In some cases, where compensation has been denied to employees injured on the property of the employer either before or after work, the circumstances can be distinguished. In Young v. Hamilton Watch Co., 158 Pa. Superior Ct. 448, 45 A.2d 261 (1946), an employee was injured when he slipped on his way to work in a parking lot owned by his employer. This parking lot, however, was separated by a public highway from the building where the employee worked, and over which the employee had to cross to reach the parking lot. The Court held that the injury was not compensable because, although it occurred on the employer's property, it did not occur on the employer's "premises." Eberle v. Union Dental Company, 390 Pa. 112, 134 A.2d 559 (1957), involved an employee who left the building where he worked, walked down a public sidewalk on his way home and slipped on a driveway which crossed the sidewalk and led to a loading door used by his employer. The Supreme Court did not decide whether or not this accident had occurred on the employer's premises, but denied compensation because the employee failed to show that this presence on the driveway

[ 8 Pa. Commw. Page 279]

    was required by the nature of his employment, or that it was even necessary for him to cross that driveway when leaving work.

Two cases which are perhaps more applicable to the present situation are Shaffer v. Somerset Community Hospital, 205 Pa. Superior Ct. 419, 211 A.2d 49 (1965), and Hesselman v.

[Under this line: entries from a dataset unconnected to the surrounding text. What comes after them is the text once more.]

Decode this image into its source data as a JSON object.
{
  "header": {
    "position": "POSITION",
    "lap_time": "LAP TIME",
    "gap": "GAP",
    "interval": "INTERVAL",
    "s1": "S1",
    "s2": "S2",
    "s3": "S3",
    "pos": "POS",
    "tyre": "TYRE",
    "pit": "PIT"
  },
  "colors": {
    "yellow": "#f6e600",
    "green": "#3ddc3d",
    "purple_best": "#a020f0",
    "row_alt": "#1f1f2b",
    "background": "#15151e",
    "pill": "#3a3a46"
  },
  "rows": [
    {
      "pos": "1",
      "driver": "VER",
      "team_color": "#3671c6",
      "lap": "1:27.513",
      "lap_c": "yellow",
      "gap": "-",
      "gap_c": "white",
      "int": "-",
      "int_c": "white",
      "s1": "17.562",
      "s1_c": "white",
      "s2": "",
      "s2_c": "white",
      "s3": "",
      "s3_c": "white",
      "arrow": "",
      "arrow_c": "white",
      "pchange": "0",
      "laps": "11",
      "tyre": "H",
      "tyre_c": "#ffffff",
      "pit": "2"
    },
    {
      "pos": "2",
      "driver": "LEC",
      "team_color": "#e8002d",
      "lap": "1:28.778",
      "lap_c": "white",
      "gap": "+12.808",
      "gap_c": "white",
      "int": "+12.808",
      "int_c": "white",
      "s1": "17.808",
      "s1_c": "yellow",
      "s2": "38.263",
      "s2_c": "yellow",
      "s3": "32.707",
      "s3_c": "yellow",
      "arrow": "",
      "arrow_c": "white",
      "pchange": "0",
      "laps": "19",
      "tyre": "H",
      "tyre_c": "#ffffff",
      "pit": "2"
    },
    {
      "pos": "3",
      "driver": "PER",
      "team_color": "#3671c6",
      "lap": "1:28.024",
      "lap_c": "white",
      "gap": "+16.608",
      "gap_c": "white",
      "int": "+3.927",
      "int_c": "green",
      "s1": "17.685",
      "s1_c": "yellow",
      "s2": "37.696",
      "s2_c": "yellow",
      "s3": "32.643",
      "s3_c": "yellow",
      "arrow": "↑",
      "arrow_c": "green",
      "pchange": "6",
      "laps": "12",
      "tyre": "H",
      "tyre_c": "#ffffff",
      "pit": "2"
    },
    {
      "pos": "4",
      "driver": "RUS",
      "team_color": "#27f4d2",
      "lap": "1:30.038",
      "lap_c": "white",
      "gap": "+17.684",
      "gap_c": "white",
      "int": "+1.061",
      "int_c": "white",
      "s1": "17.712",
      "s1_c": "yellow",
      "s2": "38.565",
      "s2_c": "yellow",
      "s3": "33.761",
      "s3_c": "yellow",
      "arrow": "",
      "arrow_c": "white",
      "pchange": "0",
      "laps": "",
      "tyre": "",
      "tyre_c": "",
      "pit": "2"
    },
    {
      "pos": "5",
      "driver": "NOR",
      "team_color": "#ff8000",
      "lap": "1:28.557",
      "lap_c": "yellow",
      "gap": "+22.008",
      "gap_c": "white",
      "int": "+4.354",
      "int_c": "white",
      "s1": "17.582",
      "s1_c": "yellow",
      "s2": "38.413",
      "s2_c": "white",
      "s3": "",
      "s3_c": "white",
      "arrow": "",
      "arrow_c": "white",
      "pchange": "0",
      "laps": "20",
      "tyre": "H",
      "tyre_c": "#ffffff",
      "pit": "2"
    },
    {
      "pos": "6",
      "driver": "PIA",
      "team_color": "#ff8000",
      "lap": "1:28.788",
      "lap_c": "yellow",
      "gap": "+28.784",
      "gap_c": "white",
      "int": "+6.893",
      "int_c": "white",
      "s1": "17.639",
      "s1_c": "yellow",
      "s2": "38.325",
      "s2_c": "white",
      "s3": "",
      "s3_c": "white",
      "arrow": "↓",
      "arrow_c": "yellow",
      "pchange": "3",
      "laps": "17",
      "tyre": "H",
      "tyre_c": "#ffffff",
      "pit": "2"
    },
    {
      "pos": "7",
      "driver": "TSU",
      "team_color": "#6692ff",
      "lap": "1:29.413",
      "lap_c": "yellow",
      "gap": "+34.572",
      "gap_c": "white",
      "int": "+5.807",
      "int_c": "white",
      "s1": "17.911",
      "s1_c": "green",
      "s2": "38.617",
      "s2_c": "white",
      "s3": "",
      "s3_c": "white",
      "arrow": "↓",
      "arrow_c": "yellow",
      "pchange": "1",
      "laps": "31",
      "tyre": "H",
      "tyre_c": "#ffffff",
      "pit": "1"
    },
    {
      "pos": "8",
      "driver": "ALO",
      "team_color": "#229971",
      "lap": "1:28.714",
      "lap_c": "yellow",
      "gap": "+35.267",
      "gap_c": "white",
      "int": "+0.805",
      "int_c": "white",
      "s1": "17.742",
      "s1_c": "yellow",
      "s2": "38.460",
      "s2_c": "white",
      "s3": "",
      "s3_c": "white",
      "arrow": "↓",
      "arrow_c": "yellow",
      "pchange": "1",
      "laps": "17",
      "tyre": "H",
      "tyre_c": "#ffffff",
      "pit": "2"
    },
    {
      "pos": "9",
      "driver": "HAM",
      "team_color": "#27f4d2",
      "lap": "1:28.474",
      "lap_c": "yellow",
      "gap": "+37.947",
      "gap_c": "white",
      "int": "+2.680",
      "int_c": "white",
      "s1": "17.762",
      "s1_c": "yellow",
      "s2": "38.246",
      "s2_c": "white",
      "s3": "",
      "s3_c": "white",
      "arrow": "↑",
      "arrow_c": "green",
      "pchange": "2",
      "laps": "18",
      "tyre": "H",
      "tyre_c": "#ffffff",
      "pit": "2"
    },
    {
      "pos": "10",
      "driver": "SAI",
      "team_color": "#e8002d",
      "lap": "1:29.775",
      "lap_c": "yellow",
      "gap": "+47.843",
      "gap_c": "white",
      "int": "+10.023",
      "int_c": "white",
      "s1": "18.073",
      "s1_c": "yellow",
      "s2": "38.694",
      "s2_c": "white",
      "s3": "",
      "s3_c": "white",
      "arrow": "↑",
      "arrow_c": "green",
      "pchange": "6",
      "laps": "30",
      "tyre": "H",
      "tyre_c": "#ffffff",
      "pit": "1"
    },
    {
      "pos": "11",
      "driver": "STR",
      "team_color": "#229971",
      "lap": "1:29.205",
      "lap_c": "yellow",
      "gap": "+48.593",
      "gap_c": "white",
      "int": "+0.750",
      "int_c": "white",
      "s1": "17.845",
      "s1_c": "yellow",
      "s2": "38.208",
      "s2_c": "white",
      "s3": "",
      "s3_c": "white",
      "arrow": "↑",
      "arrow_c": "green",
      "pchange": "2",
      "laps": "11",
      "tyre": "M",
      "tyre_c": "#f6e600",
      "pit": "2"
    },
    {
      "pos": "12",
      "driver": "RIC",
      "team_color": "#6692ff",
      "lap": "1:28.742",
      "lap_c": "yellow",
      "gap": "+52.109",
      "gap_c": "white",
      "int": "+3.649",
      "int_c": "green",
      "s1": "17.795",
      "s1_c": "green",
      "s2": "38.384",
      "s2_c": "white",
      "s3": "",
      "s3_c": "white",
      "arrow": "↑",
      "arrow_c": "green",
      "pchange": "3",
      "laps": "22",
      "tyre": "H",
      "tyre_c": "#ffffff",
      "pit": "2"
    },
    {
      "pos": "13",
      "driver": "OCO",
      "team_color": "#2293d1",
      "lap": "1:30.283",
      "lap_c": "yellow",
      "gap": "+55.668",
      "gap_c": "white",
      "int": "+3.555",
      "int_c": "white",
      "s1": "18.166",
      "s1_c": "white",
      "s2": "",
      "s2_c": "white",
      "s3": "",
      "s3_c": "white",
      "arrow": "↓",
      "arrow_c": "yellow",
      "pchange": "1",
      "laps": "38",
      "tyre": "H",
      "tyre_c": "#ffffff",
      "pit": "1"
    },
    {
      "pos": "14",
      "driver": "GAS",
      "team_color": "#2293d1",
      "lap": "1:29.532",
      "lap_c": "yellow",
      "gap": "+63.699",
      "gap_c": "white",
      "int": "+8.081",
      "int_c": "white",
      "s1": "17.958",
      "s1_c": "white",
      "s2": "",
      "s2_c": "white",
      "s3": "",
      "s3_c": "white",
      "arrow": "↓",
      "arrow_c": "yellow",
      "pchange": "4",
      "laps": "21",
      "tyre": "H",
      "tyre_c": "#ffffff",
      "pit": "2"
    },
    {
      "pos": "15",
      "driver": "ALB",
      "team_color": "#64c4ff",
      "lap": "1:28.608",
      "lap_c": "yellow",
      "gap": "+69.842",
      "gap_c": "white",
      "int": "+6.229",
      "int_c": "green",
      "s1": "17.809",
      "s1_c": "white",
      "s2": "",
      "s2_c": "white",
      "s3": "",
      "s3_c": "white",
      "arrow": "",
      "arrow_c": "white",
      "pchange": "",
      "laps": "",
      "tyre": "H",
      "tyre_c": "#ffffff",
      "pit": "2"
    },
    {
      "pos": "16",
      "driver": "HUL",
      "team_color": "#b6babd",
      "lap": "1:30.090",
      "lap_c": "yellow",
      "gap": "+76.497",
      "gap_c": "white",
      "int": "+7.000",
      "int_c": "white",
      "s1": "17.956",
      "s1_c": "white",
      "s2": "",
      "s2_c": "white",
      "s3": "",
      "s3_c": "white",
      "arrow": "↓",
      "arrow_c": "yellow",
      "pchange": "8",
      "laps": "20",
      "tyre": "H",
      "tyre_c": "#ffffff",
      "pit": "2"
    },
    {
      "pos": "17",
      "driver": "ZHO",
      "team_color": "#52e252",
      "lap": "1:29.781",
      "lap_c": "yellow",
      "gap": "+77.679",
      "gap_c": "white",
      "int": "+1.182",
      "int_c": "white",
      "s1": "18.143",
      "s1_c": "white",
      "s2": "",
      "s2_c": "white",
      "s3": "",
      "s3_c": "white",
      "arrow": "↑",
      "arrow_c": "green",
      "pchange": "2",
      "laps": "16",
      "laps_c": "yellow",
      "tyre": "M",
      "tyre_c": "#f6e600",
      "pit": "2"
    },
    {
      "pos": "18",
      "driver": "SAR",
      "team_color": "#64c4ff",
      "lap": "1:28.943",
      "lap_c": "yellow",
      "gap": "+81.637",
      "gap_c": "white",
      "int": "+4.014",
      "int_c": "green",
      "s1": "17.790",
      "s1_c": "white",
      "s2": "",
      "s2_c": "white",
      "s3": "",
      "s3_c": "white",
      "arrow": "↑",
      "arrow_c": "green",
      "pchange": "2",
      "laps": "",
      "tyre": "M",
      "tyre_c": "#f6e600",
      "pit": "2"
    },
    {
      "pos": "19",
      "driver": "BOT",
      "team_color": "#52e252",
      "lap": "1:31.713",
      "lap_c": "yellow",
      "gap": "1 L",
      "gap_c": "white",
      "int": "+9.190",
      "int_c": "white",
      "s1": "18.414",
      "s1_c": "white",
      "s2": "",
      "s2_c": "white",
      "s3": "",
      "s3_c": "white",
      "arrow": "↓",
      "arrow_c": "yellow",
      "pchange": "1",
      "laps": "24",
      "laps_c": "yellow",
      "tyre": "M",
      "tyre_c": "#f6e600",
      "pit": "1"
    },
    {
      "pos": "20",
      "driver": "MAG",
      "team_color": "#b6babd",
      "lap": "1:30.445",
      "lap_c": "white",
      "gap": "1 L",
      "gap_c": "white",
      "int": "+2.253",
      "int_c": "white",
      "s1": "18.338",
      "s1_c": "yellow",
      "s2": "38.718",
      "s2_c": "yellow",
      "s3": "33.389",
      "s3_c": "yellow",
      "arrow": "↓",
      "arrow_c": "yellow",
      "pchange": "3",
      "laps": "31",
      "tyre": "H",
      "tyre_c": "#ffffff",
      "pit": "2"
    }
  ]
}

Somerset Community Hospital, 203 Pa. Superior Ct. 313, 201 A.2d 302 (1964). In both of these cases, the employees slipped on ice while on their way to work. In Shaffer, supra, the accident was in a parking lot immediately adjacent to the employing hospital and in Hesselman, supra, it occurred in an alley outside the door to the building in which the employee worked. The court held in both cases that the accidents occurred in places which were means of access to and from the actual place of employment, and, therefore, that the injuries were compensable.

A reading of the above and other cases would indicate that an accident is compensable if it occurs on the "premises" of the employer and if the employee's presence on such premises was required by the nature of his employment. It is immaterial if the accident occurred before or after the hours of employment, provided that an unreasonable amount of time has not elapsed before or after and the presence of the employee on the premises is reasonably related to the course of his employment. The term "premises" is to be understood to include, not all of the employer's property, but only those portions thereof which are in or immediately adjacent to the employer's place of business where the employee concerned is employed, or which constitute a reasonable means of access thereto.

Here, the referee and the Board evidently believed that the claimant remained in the kitchen for about thirty minutes after she had finished her clean-up duties, had a drink in the bar, and then left by the back

[ 8 Pa. Commw. Page 280]

    door. Her presence on the employer's premises for the additional period of time involved was neither unreasonable nor unusual. She used the back stairway to the alley, which stairway and alley the employer testified were hers, as her usual and necessary means of access and egress. The accident occurred, therefore, on the premises of the employer, and the Board did not err by finding that the claimant's presence there at the time concerned was reasonable and within the course of her employment.

For the above reasons, therefore, we affirm the order of the court below.